Regardless of the specific technique Anne-Lise Coste (*1973, Marignane, FR) employs in her work – whether airbrush, spray paint, lacquer, acrylic or oil – her drawings and texts, brimming with immediate and spontaneous gestures, are often reminiscent of graffiti and urban space. These compositions of simple schematic shapes and words refer, among other things, to the long history of Art Brut. Considered by the artist to represent the freedom of childhood – but also resistance – this combination of “naïve” lines and specifically referential words or symbols casts a view onto both the violence of our society and the beauty of the world.
This is reflected already in the exhibition’s title, LA LA CUNT: in an ambiguous, poetic way, it provides a preview of what is on view. The title refers to the slightly kitschy, Oscar-winning Hollywood musical La La Land (2016), and links it to a pejorative term for women.
The first work one encounters at the entrance is already a direct reference to this struggle between power, gender and poetry: Poème, Pute, Police. The three spray-painted words, written with a hasty hand on a found window, at first read like an alliteration, but they also directly express the tension between violence and beauty.
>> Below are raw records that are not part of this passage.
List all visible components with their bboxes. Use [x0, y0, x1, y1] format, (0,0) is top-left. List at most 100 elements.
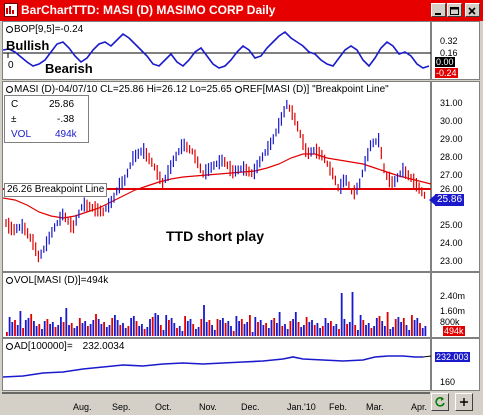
close-icon	[468, 7, 476, 15]
month-label: Dec.	[241, 402, 260, 412]
volume-bar	[119, 325, 122, 336]
month-label: Aug.	[73, 402, 92, 412]
volume-bar	[92, 320, 95, 336]
volume-bar	[95, 314, 97, 336]
price-axis-label: 31.00	[440, 98, 463, 108]
volume-bar	[108, 325, 111, 336]
volume-bar	[154, 313, 157, 336]
indicator-dot-icon	[234, 86, 242, 93]
price-chart[interactable]	[3, 82, 479, 271]
app-icon	[4, 3, 18, 17]
volume-bar	[259, 320, 262, 336]
volume-bar	[114, 315, 116, 336]
volume-bar	[208, 320, 211, 336]
indicator-dot-icon	[6, 86, 13, 93]
volume-bar	[46, 319, 49, 336]
volume-bar	[54, 327, 57, 336]
volume-bar	[408, 330, 411, 336]
volume-bar	[124, 328, 127, 336]
volume-panel[interactable]: VOL[MASI (D)]=494k 2.40m 1.60m 800k 494k	[2, 272, 480, 338]
volume-bar	[362, 320, 365, 336]
volume-bar	[421, 328, 424, 336]
volume-bar	[170, 318, 173, 336]
volume-chart[interactable]	[3, 273, 479, 337]
volume-bar	[411, 315, 413, 336]
volume-bar	[222, 318, 224, 336]
volume-bar	[375, 318, 378, 336]
refresh-icon	[435, 397, 445, 407]
volume-bar	[205, 322, 208, 336]
volume-bar	[386, 312, 389, 336]
volume-bar	[276, 323, 278, 336]
volume-bar	[359, 315, 362, 336]
price-axis-label: 30.00	[440, 116, 463, 126]
volume-bar	[262, 325, 265, 336]
volume-bar	[413, 320, 416, 336]
price-axis-label: 23.00	[440, 256, 463, 266]
volume-bar	[162, 330, 165, 336]
price-tag: 25.86	[435, 194, 465, 206]
bop-panel[interactable]: BOP[9,5]=-0.24 Bullish 0 Bearish 0.32 0.…	[2, 21, 480, 80]
moving-average-line	[3, 153, 432, 219]
month-label: Oct.	[155, 402, 172, 412]
ad-chart[interactable]	[3, 339, 479, 390]
close-button[interactable]	[465, 3, 480, 17]
vol-axis-label: 1.60m	[440, 306, 466, 316]
volume-bar	[203, 305, 205, 336]
price-panel[interactable]: MASI (D)-04/07/10 CL=25.86 Hi=26.12 Lo=2…	[2, 81, 480, 272]
volume-bar	[211, 325, 213, 336]
volume-bar	[127, 326, 130, 336]
volume-bar	[219, 320, 222, 336]
maximize-button[interactable]	[447, 3, 462, 17]
month-label: Mar.	[366, 402, 384, 412]
volume-bar	[41, 329, 43, 336]
volume-bar	[224, 323, 227, 336]
volume-bar	[138, 326, 141, 336]
time-axis	[2, 392, 430, 415]
volume-bar	[157, 315, 159, 336]
vol-value: 494k	[55, 129, 77, 140]
close-value: 25.86	[49, 99, 75, 110]
volume-bar	[316, 323, 319, 336]
volume-bar	[343, 319, 346, 336]
volume-bar	[181, 331, 184, 336]
volume-bar	[230, 326, 232, 336]
volume-bar	[389, 329, 392, 336]
ad-panel[interactable]: AD[100000]= 232.0034 160 232.003	[2, 338, 480, 391]
volume-bar	[294, 312, 297, 336]
minimize-button[interactable]	[431, 3, 446, 17]
volume-bar	[130, 318, 132, 336]
volume-bar	[189, 319, 192, 336]
volume-bar	[246, 322, 249, 336]
volume-bar	[227, 321, 230, 336]
vol-header: VOL[MASI (D)]=494k	[6, 275, 108, 286]
volume-bar	[87, 326, 89, 336]
info-box: C 25.86 ± -.38 VOL 494k	[4, 95, 89, 143]
volume-bar	[267, 328, 270, 336]
volume-bar	[278, 312, 281, 336]
price-axis-label: 25.00	[440, 220, 463, 230]
ad-line	[3, 355, 423, 378]
volume-bar	[281, 326, 284, 336]
month-label: Jan.'10	[287, 402, 316, 412]
volume-bar	[254, 317, 257, 336]
volume-bar	[192, 324, 195, 336]
volume-bar	[321, 326, 324, 336]
add-button[interactable]	[455, 393, 473, 411]
volume-bar	[351, 292, 354, 336]
volume-bar	[19, 311, 22, 336]
volume-bar	[240, 319, 243, 336]
bop-header: BOP[9,5]=-0.24	[6, 24, 83, 35]
volume-bar	[338, 329, 340, 336]
volume-bar	[132, 316, 135, 336]
close-label: C	[11, 99, 19, 110]
volume-bar	[243, 324, 246, 336]
price-axis-label: 28.00	[440, 152, 463, 162]
volume-bar	[251, 332, 254, 336]
refresh-button[interactable]	[431, 393, 449, 411]
volume-bar	[105, 327, 108, 336]
volume-bar	[195, 329, 197, 336]
bop-axis-label: 0.32	[440, 36, 458, 46]
volume-bar	[165, 315, 168, 336]
vol-axis-label: 800k	[440, 317, 460, 327]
A certain play within the combining of words sits at the center of Anne Lise Coste’s work. The 54 canvases of Poème de la Douleur (Poem of Pain) each bear a single spray-painted word, and as the title suggests, can be read like a poem. Meaning arises – and changes – according to the combination of words, while also depending on the pace in which one walks by or their attention paid while doing so. Strung in a row across the gallery’s floor, the words draw a line like Constantin Brancusi’s Infinite Column, dividing the space into two halves – perhaps a reference to the conflict between specific terms and their potential for varied ascriptions in determining meaning.